Eve Patenaude s’est inspirée de l’art de créer des fleurs en verre d’une ressemblance troublante avec la réalité pour faire ressortir plusieurs enjeux éthiques très actuels. Est-ce qu’inventer de faux souvenirs peut vraiment nous rendre plus heureux? Où est située la frontière entre la réalité vécue et celle perçue? Le problème sous-jacent ne serait pas plutôt un besoin viscéral de se reconnecter à l’humain, à la relation avec l’autre pour contrer la souffrance de la solitude?

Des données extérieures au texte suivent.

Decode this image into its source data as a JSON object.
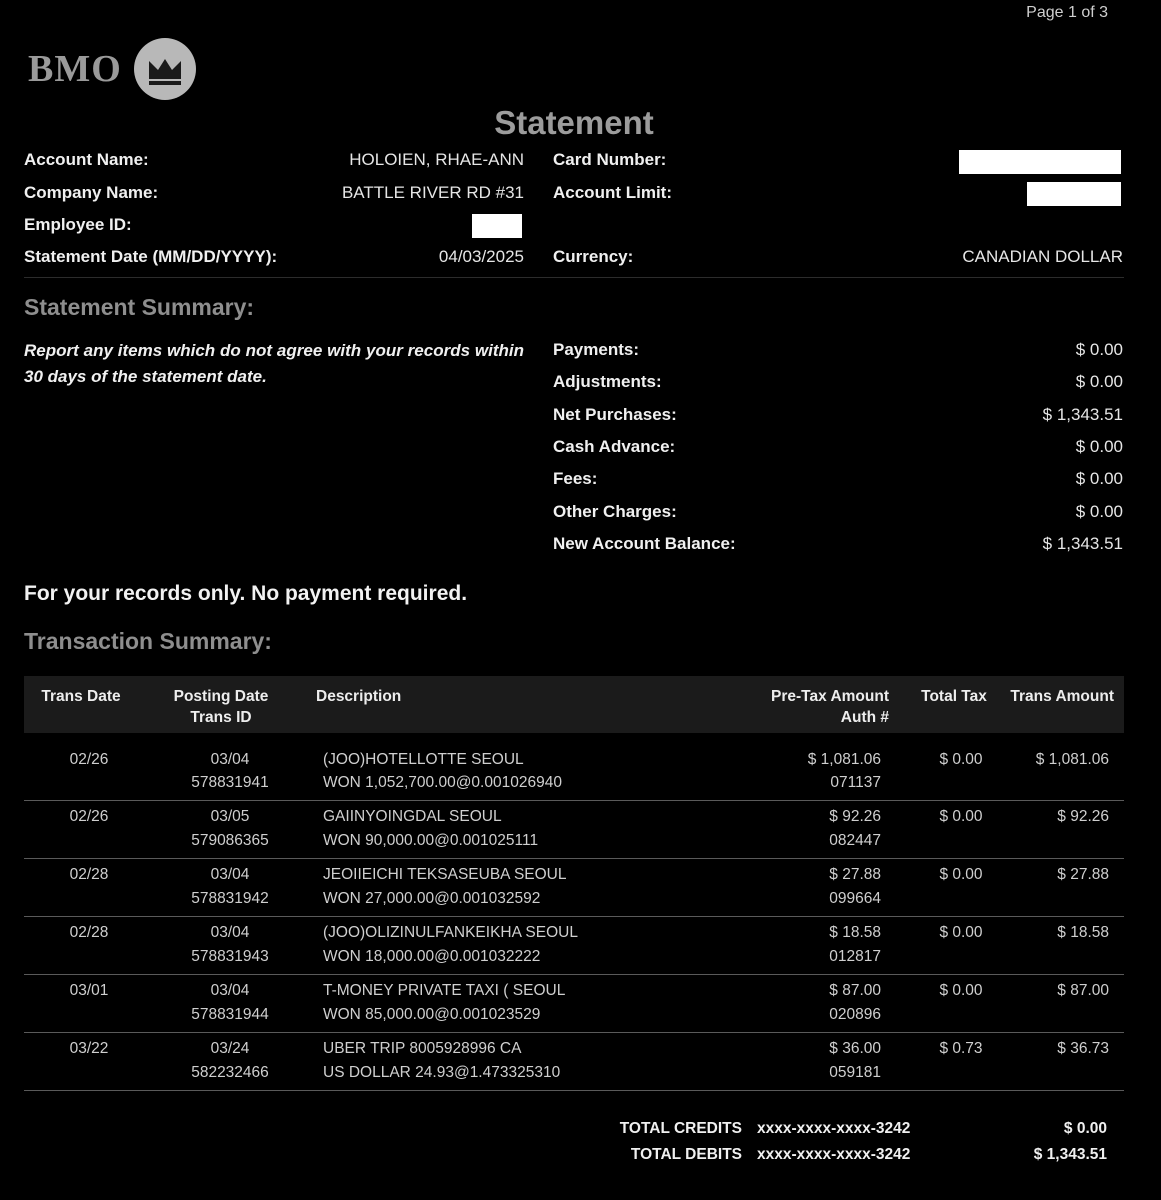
{
  "page": {
    "label": "Page 1 of 3"
  },
  "logo": {
    "text": "BMO"
  },
  "title": "Statement",
  "account": {
    "account_name_label": "Account Name:",
    "account_name": "HOLOIEN, RHAE-ANN",
    "company_name_label": "Company Name:",
    "company_name": "BATTLE RIVER RD #31",
    "employee_id_label": "Employee ID:",
    "statement_date_label": "Statement Date (MM/DD/YYYY):",
    "statement_date": "04/03/2025",
    "card_number_label": "Card Number:",
    "account_limit_label": "Account Limit:",
    "currency_label": "Currency:",
    "currency": "CANADIAN DOLLAR"
  },
  "summary": {
    "heading": "Statement Summary:",
    "note": "Report any items which do not agree with your records within 30 days of the statement date.",
    "items": [
      {
        "label": "Payments:",
        "value": "$ 0.00"
      },
      {
        "label": "Adjustments:",
        "value": "$ 0.00"
      },
      {
        "label": "Net Purchases:",
        "value": "$ 1,343.51"
      },
      {
        "label": "Cash Advance:",
        "value": "$ 0.00"
      },
      {
        "label": "Fees:",
        "value": "$ 0.00"
      },
      {
        "label": "Other Charges:",
        "value": "$ 0.00"
      },
      {
        "label": "New Account Balance:",
        "value": "$ 1,343.51"
      }
    ]
  },
  "records_note": "For your records only. No payment required.",
  "transactions": {
    "heading": "Transaction Summary:",
    "headers": {
      "trans_date": "Trans Date",
      "posting_date": "Posting Date",
      "trans_id": "Trans ID",
      "description": "Description",
      "pretax": "Pre-Tax Amount",
      "auth": "Auth #",
      "total_tax": "Total Tax",
      "trans_amount": "Trans Amount"
    },
    "rows": [
      {
        "trans_date": "02/26",
        "posting_date": "03/04",
        "trans_id": "578831941",
        "desc1": "(JOO)HOTELLOTTE SEOUL",
        "desc2": "WON 1,052,700.00@0.001026940",
        "pretax": "$ 1,081.06",
        "auth": "071137",
        "tax": "$ 0.00",
        "amount": "$ 1,081.06"
      },
      {
        "trans_date": "02/26",
        "posting_date": "03/05",
        "trans_id": "579086365",
        "desc1": "GAIINYOINGDAL SEOUL",
        "desc2": "WON 90,000.00@0.001025111",
        "pretax": "$ 92.26",
        "auth": "082447",
        "tax": "$ 0.00",
        "amount": "$ 92.26"
      },
      {
        "trans_date": "02/28",
        "posting_date": "03/04",
        "trans_id": "578831942",
        "desc1": "JEOIIEICHI TEKSASEUBA SEOUL",
        "desc2": "WON 27,000.00@0.001032592",
        "pretax": "$ 27.88",
        "auth": "099664",
        "tax": "$ 0.00",
        "amount": "$ 27.88"
      },
      {
        "trans_date": "02/28",
        "posting_date": "03/04",
        "trans_id": "578831943",
        "desc1": "(JOO)OLIZINULFANKEIKHA SEOUL",
        "desc2": "WON 18,000.00@0.001032222",
        "pretax": "$ 18.58",
        "auth": "012817",
        "tax": "$ 0.00",
        "amount": "$ 18.58"
      },
      {
        "trans_date": "03/01",
        "posting_date": "03/04",
        "trans_id": "578831944",
        "desc1": "T-MONEY PRIVATE TAXI ( SEOUL",
        "desc2": "WON 85,000.00@0.001023529",
        "pretax": "$ 87.00",
        "auth": "020896",
        "tax": "$ 0.00",
        "amount": "$ 87.00"
      },
      {
        "trans_date": "03/22",
        "posting_date": "03/24",
        "trans_id": "582232466",
        "desc1": "UBER TRIP 8005928996 CA",
        "desc2": "US DOLLAR 24.93@1.473325310",
        "pretax": "$ 36.00",
        "auth": "059181",
        "tax": "$ 0.73",
        "amount": "$ 36.73"
      }
    ]
  },
  "totals": {
    "credits_label": "TOTAL CREDITS",
    "credits_card": "xxxx-xxxx-xxxx-3242",
    "credits_value": "$ 0.00",
    "debits_label": "TOTAL DEBITS",
    "debits_card": "xxxx-xxxx-xxxx-3242",
    "debits_value": "$ 1,343.51"
  }
}
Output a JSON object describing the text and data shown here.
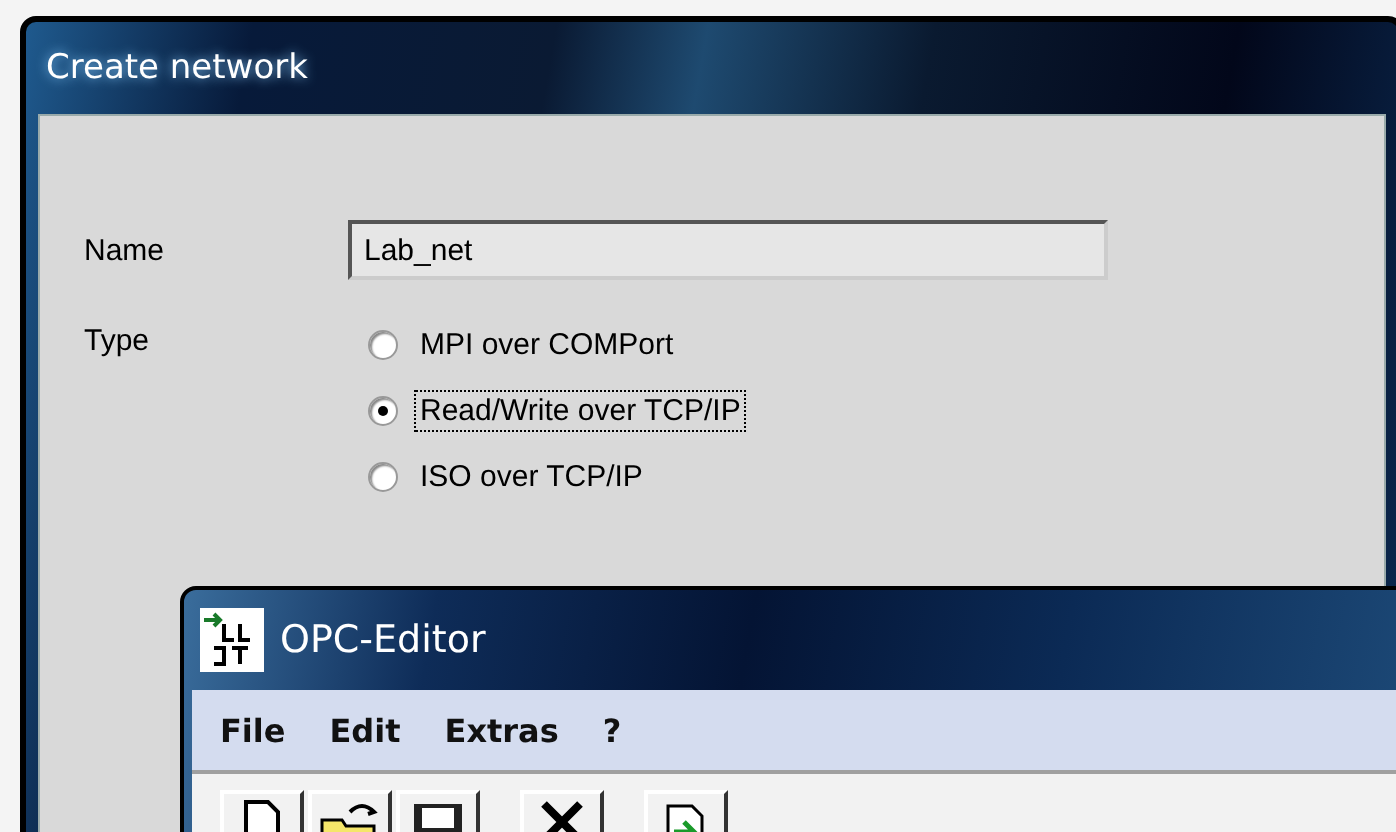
{
  "dialog": {
    "title": "Create network",
    "name_label": "Name",
    "name_value": "Lab_net",
    "type_label": "Type",
    "types": [
      {
        "label": "MPI over COMPort",
        "selected": false,
        "focused": false
      },
      {
        "label": "Read/Write over TCP/IP",
        "selected": true,
        "focused": true
      },
      {
        "label": "ISO over TCP/IP",
        "selected": false,
        "focused": false
      }
    ]
  },
  "editor": {
    "title": "OPC-Editor",
    "menu": [
      "File",
      "Edit",
      "Extras",
      "?"
    ],
    "toolbar": [
      {
        "kind": "new"
      },
      {
        "kind": "open"
      },
      {
        "kind": "save"
      },
      {
        "kind": "gap"
      },
      {
        "kind": "delete"
      },
      {
        "kind": "gap"
      },
      {
        "kind": "export"
      }
    ]
  }
}
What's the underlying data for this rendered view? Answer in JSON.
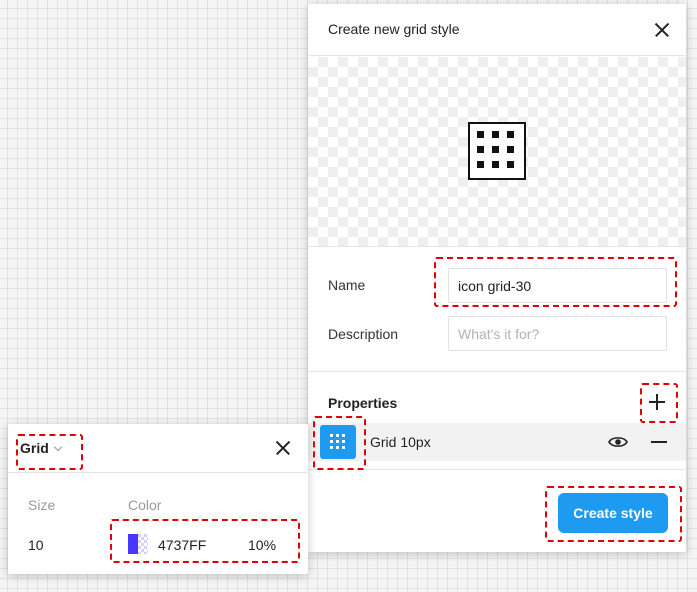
{
  "dialog": {
    "title": "Create new grid style",
    "close_icon": "close-icon",
    "name_label": "Name",
    "name_value": "icon grid-30",
    "description_label": "Description",
    "description_placeholder": "What's it for?",
    "properties_label": "Properties",
    "add_icon": "plus-icon",
    "property": {
      "name": "Grid 10px",
      "icon": "grid-icon",
      "visibility_icon": "eye-icon",
      "remove_icon": "minus-icon"
    },
    "create_button": "Create style",
    "accent_color": "#1e9bf0"
  },
  "grid_panel": {
    "type_label": "Grid",
    "type_icon": "chevron-down-icon",
    "close_icon": "close-icon",
    "size_header": "Size",
    "color_header": "Color",
    "size_value": "10",
    "color_hex": "4737FF",
    "color_swatch": "#4737FF",
    "opacity": "10%"
  },
  "annotation_color": "#e00000"
}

L’univers perturbant de Fleurs de verre provoque des frissons lorsqu’on constate sa proximité avec l’arrivée massive de l'intelligence artificielle dans nos vies. Cette technologie, en constante évolution, est en train de modifier notre rapport au réel, notre définition de la vie et notre conception du bonheur.

Grâce à une prose poétique et des illustrations empreintes d’une grande douceur, Eve Patenaude parvient à aborder ce sujet avec sensibilité et intelligence.

Un album fort et tout en délicatesse, nécessaire pour réfléchir à la suite des choses.

Les membres du jury ont également retenu parmi les finalistes Enflammées, de Chloé Chartrand, Éditions La courte échelle ; De l’or dans les fissures, de Katerine Martin, Éditions de l’Isatis; Morte rose, de Sarah Lalonde, Leméac éditeur.